La Déclaration sur les droits et responsabilités des athlètes du Comité International Olympique (CIO) stipule que les athlètes ont droit à la protection de leur santé mentale et physique – ce qui comprend notamment une protection contre le harcèlement – et qu’ils ont la responsabilité de dénoncer le harcèlement et les abus. À ce titre, ces actes constituent une violation [en anglais] des droits des athlètes.
Récemment, au Canada, plusieurs athlètes ont dénoncé publiquement le harcèlement et les abus dont ils étaient victimes dans la pratique de leur sport. Par exemple, en janvier 2021, les joueuses de l’équipe nationale sénior de rugby féminin à sept ont déposé une plainte visant leur entraîneur, ce qui a poussé Rugby Canada à ouvrir une enquête à ce sujet.
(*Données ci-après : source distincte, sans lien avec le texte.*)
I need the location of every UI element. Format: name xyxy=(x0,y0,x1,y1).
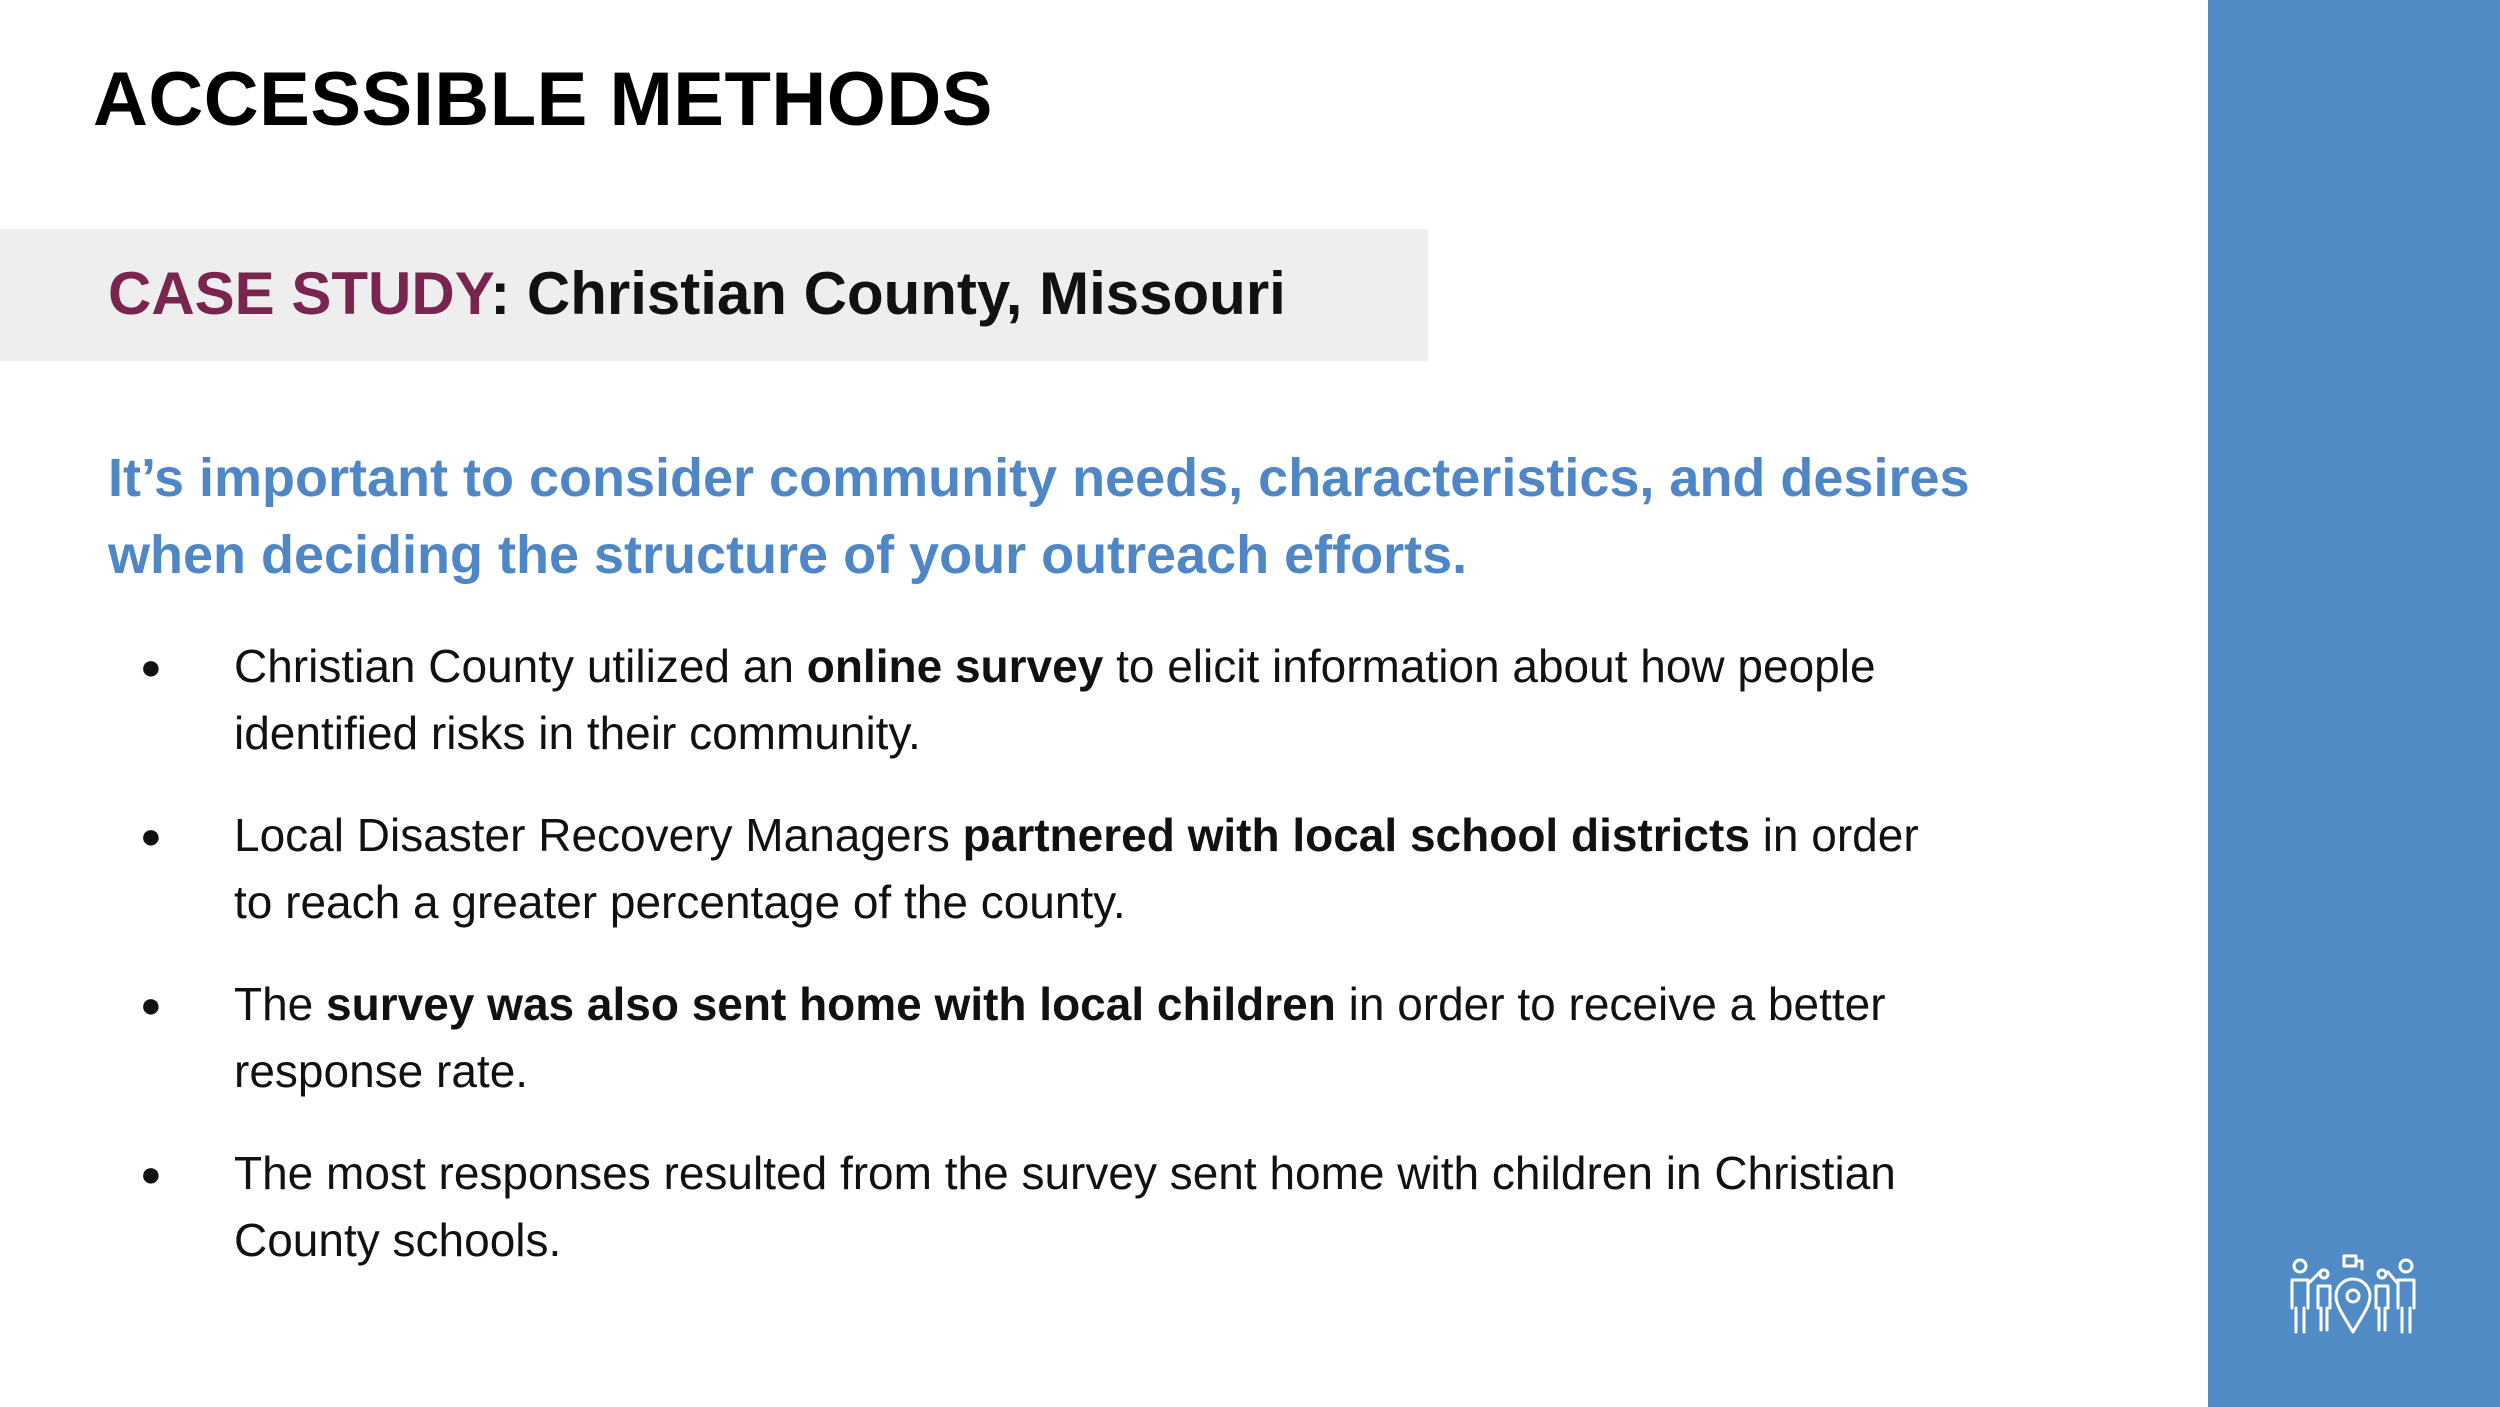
bullet-text-end: in order to reach a greater percentage of the county. xyxy=(234,809,1919,928)
community-people-location-icon xyxy=(2286,1252,2420,1336)
case-study-place: Christian County, Missouri xyxy=(510,260,1286,327)
bullet-text-end: to elicit information about how people identified risks in their community. xyxy=(234,640,1876,759)
bullet-dot: ● xyxy=(140,646,162,687)
bullet-list xyxy=(0,633,2000,1309)
bullet-text: The most responses resulted from the survey sent home with children in Christian County schools. xyxy=(234,1147,1896,1266)
side-panel xyxy=(2208,0,2500,1407)
bullet-dot: ● xyxy=(140,1153,162,1194)
bullet-text-end: in order to receive a better response rate. xyxy=(234,978,1886,1097)
bullet-emphasis: online survey xyxy=(806,640,1104,692)
bullet-item xyxy=(0,802,1964,936)
case-study-separator: : xyxy=(490,260,511,327)
bullet-item xyxy=(0,633,1964,767)
case-study-heading xyxy=(108,258,1286,330)
bullet-dot: ● xyxy=(140,984,162,1025)
bullet-item xyxy=(0,971,1964,1105)
bullet-item xyxy=(0,1140,1964,1274)
case-study-label: CASE STUDY xyxy=(108,260,491,327)
bullet-dot: ● xyxy=(140,815,162,856)
intro-statement: It’s important to consider community needs, characteristics, and desires when deciding the structure of your outreach efforts. xyxy=(108,448,1970,585)
slide-title: ACCESSIBLE METHODS xyxy=(93,57,993,142)
bullet-emphasis: survey was also sent home with local children xyxy=(326,978,1336,1030)
bullet-emphasis: partnered with local school districts xyxy=(962,809,1750,861)
bullet-text: Local Disaster Recovery Managers xyxy=(234,809,963,861)
bullet-text: Christian County utilized an xyxy=(234,640,807,692)
bullet-text: The xyxy=(234,978,327,1030)
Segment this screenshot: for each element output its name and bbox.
Par ailleurs, en 2022, Gymnasts for Change Canada [en anglais], un groupe représentant plus de 500 gymnastes et alliés, a appelé le gouvernement fédéral à confier à une tierce partie le mandat d’amorcer une enquête judiciaire indépendante pour faire la lumière sur les allégations de maltraitance de gymnastes.
La présente Note de la Colline se penche sur l’enjeu du harcèlement et des abus dont des athlètes sont victimes dans la pratique de leur sport, plus particulièrement sur la prévalence des mauvais traitements à l’endroit d’athlètes des équipes nationales canadiennes et sur certaines mesures adoptées par le gouvernement du Canada afin d’y remédier.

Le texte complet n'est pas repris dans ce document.